The requirement that all external identifiers in XML documents must provide a system identifier has unquestionably been of tremendous short-term benefit to the XML community. It has allowed a whole generation of tools to be developed without the added complexity of explicit entity management. However, the interoperability of XML documents has been impeded in several ways by the lack of entity management facilities. External identifiers may require resources that are not always available. For example, a system identifier that points to a resource on another machine may be inaccessible if a network connection is not available. External identifiers may require protocols that are not accessible to all of the vendors' tools on a single computer system.
WSDL is an XML format for describing network services as a set of endpoints operating on messages containing either document-oriented or procedure-oriented information. The operations and messages are described abstractly, and then bound to a concrete network protocol and message format to define an endpoint. Related concrete endpoints are combined into abstract endpoints (services). WSDL is extensible to allow description of endpoints and their messages regardless of what message formats or network protocols are used to communicate. If a direct association between an XML file and an XML schema or DTD file is created, then for any change to the location of the schema or DTD, all of the referencing XML files must be tracked down and updated with the new location of the DTD or schema. XML documents typically refer to external entities. These external relationships are expressed using URIs, typically as URLs. However, if they are absolute URLs, they only work when the network can be reached. Relying on remote resources makes XML processing susceptible to both planned and unplanned network downtime. Conversely, if they are relative URLs, they are only useful in the context where they were initially created. The XML catalog is a document describing a mapping between external entity references and locally-cached equivalents.
There especially exists a challenging problem regarding how to govern documents such as WSDL and XSD documents yet make them accessible to development and other tools. Some schemas, such as that for XML itself, are defined to be available at an absolute address on the Internet. For example, in the case of the schema for XML, it is available at http://www.w3.org/2001/xml.xsd. There are several potential problems with always accessing a schema with an absolute address on the Internet. One is that the network connection or the server may be unavailable. Another is that the file may be replaced with a newer version and this could break any existing files that reference the file that was changed.
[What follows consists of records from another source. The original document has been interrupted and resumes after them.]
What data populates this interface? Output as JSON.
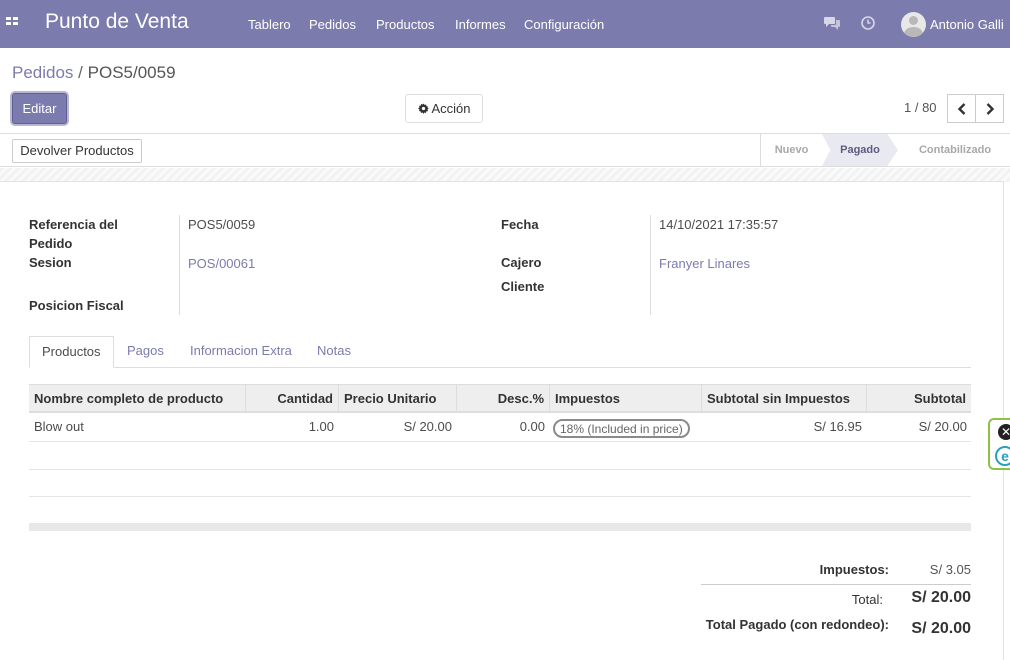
{
  "navbar": {
    "brand": "Punto de Venta",
    "menu": [
      "Tablero",
      "Pedidos",
      "Productos",
      "Informes",
      "Configuración"
    ],
    "user": "Antonio Galli",
    "icons": [
      "apps-icon",
      "chat-icon",
      "clock-icon",
      "avatar"
    ],
    "color": "#7c7bad"
  },
  "breadcrumb": {
    "parent": "Pedidos",
    "separator": "/",
    "current": "POS5/0059"
  },
  "toolbar": {
    "edit_label": "Editar",
    "action_label": "Acción",
    "pager": "1 / 80"
  },
  "statusbar": {
    "return_label": "Devolver Productos",
    "stages": [
      "Nuevo",
      "Pagado",
      "Contabilizado"
    ],
    "active_stage": "Pagado"
  },
  "form": {
    "ref_label_1": "Referencia del",
    "ref_label_2": "Pedido",
    "ref_value": "POS5/0059",
    "session_label": "Sesion",
    "session_value": "POS/00061",
    "fiscal_label": "Posicion Fiscal",
    "date_label": "Fecha",
    "date_value": "14/10/2021 17:35:57",
    "cashier_label": "Cajero",
    "cashier_value": "Franyer Linares",
    "customer_label": "Cliente"
  },
  "tabs": [
    "Productos",
    "Pagos",
    "Informacion Extra",
    "Notas"
  ],
  "table": {
    "headers": [
      "Nombre completo de producto",
      "Cantidad",
      "Precio Unitario",
      "Desc.%",
      "Impuestos",
      "Subtotal sin Impuestos",
      "Subtotal"
    ],
    "rows": [
      {
        "product": "Blow out",
        "qty": "1.00",
        "price": "S/ 20.00",
        "discount": "0.00",
        "tax": "18% (Included in price)",
        "subtotal_untaxed": "S/ 16.95",
        "subtotal": "S/ 20.00"
      }
    ]
  },
  "totals": {
    "tax_label": "Impuestos:",
    "tax_value": "S/ 3.05",
    "total_label": "Total:",
    "total_value": "S/ 20.00",
    "paid_label": "Total Pagado (con redondeo):",
    "paid_value": "S/ 20.00"
  },
  "extension": {
    "close_glyph": "✕",
    "e_glyph": "e"
  }
}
To avoid these issues, current techniques include requiring developers/users to download copies of such files to their local computer but this requires that users downloading a copy have to either change their own files to refer to the downloaded file in its local location or they have to manually map the original reference to a reference to the local copy. This approach also has the problem that if the original file is updated then everybody that has downloaded their own copy has to download the new copy.